Talia asintió y dijo:
– Hace como quince minutos. Ha sido culpa mía. Volvía de sacarlo de paseo, aunque sería mejor decir que me ha sacado él,
porque yo iba cojeando. En fin, me pareció escuchar ruido en nuestro apartamento, así que subí para echarte la bronca por haberme dejado tirada en medio del bosque con una docena de adolescentes armados con rifles semiautomáticos cargados con bolas de pintura. No contestaste, pero había algo revolviendo ahí dentro.
– ¿Había alguien dentro? ¿Lo viste?
– No era una persona. Era un bicho, una ardilla.
– ¡Una ardilla! -exclamó Laurel.
– Pues sí. Nos habíamos dejado la ventana abierta y cuando entré en el piso me encontré una ardilla corriendo por el sofá. Al verla, Merlin se volvió loco y empezó a perseguirla por toda la casa. Tiró tu bonita lámpara, volcó la mesita y casi se lanza por el balcón cuando esa hija de puta se escapó por las ramas del arce que tenemos ahí fuera. Y lo siento, pero estaba demasiado machacada para actuar con la rapidez necesaria para sujetar a Merlin antes de que se pusiera a perseguir a la ardilla por nuestro salón.

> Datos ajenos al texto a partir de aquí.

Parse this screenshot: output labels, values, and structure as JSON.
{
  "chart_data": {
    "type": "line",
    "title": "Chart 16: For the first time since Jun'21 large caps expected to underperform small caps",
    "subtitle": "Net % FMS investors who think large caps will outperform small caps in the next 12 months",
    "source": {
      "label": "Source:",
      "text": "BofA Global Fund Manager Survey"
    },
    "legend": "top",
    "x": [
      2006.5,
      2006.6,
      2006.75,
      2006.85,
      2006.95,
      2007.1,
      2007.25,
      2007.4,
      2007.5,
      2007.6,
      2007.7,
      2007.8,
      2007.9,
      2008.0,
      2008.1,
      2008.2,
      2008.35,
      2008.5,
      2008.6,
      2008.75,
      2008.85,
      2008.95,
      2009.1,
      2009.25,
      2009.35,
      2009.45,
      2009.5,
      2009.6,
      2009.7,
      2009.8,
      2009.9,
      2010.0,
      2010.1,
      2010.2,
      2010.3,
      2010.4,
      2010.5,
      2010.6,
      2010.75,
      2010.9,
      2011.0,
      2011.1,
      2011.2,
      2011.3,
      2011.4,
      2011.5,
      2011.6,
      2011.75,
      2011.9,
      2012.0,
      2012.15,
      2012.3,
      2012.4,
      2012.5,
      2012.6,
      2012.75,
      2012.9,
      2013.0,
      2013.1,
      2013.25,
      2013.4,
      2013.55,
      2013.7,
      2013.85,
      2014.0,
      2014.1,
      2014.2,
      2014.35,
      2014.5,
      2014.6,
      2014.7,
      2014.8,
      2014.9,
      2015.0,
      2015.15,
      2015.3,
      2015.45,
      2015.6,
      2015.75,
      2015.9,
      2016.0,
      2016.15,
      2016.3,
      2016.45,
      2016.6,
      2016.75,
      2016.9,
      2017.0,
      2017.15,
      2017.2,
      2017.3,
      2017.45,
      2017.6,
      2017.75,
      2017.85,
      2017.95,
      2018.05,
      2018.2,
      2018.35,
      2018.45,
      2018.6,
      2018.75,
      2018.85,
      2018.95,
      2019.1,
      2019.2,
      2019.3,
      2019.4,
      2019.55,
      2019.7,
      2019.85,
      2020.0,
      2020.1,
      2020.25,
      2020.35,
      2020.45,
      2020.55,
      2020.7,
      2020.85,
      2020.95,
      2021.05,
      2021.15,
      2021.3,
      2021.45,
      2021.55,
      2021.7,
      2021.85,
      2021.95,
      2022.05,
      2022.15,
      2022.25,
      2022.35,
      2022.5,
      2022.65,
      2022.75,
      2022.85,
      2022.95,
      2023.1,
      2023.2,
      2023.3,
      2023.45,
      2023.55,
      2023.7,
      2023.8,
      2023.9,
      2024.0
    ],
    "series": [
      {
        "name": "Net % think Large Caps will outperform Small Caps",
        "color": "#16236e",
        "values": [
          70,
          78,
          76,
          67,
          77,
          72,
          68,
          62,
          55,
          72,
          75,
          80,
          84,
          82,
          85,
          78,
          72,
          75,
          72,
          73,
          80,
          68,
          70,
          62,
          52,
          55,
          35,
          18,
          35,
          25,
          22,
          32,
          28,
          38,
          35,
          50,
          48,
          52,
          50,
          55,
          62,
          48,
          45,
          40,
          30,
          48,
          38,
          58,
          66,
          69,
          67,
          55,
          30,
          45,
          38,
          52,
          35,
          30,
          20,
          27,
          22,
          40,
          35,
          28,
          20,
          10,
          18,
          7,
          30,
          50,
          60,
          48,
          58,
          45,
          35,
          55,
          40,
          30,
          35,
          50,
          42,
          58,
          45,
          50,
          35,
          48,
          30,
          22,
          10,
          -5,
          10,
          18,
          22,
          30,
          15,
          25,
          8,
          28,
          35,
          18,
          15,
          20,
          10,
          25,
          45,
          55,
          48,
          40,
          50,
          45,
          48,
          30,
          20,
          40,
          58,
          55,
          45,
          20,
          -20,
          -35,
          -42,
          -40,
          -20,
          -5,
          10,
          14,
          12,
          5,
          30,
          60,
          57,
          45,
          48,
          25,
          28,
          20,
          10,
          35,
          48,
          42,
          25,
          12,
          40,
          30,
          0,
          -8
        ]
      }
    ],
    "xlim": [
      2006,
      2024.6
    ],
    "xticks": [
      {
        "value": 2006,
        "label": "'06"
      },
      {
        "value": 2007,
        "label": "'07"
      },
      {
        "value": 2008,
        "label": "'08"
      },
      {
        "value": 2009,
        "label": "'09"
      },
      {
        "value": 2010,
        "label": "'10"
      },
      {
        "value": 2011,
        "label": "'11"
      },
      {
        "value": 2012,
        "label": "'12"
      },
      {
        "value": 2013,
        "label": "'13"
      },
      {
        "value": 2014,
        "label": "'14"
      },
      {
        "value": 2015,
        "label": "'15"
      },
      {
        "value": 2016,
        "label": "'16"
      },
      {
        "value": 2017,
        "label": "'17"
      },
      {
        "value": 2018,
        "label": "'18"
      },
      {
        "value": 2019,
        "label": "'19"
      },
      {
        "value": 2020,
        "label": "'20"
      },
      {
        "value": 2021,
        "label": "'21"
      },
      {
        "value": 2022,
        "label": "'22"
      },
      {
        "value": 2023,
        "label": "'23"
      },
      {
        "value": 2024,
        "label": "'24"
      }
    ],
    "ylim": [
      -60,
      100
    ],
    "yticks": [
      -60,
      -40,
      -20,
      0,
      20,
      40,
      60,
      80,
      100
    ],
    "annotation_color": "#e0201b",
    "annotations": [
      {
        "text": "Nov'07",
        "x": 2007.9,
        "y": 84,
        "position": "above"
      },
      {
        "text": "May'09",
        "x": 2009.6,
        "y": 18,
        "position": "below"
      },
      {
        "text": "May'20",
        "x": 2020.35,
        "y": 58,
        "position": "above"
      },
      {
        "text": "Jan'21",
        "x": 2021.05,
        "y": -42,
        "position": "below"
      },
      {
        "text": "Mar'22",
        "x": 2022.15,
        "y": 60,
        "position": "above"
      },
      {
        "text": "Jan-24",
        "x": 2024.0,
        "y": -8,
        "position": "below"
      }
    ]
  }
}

– Así que no nos han robado.
– No, que yo sepa -dijo Laurel-. La ardilla se marchó con las manos vacías, o las garras vacías, si lo prefieres.
– Entonces, nadie más ha entrado en la casa.
– No, sólo la ardilla. Tía, ojalá hubiera tenido el rifle del paint-ball, esa ardilla se habría pasado el invierno con la piel de color fosforito.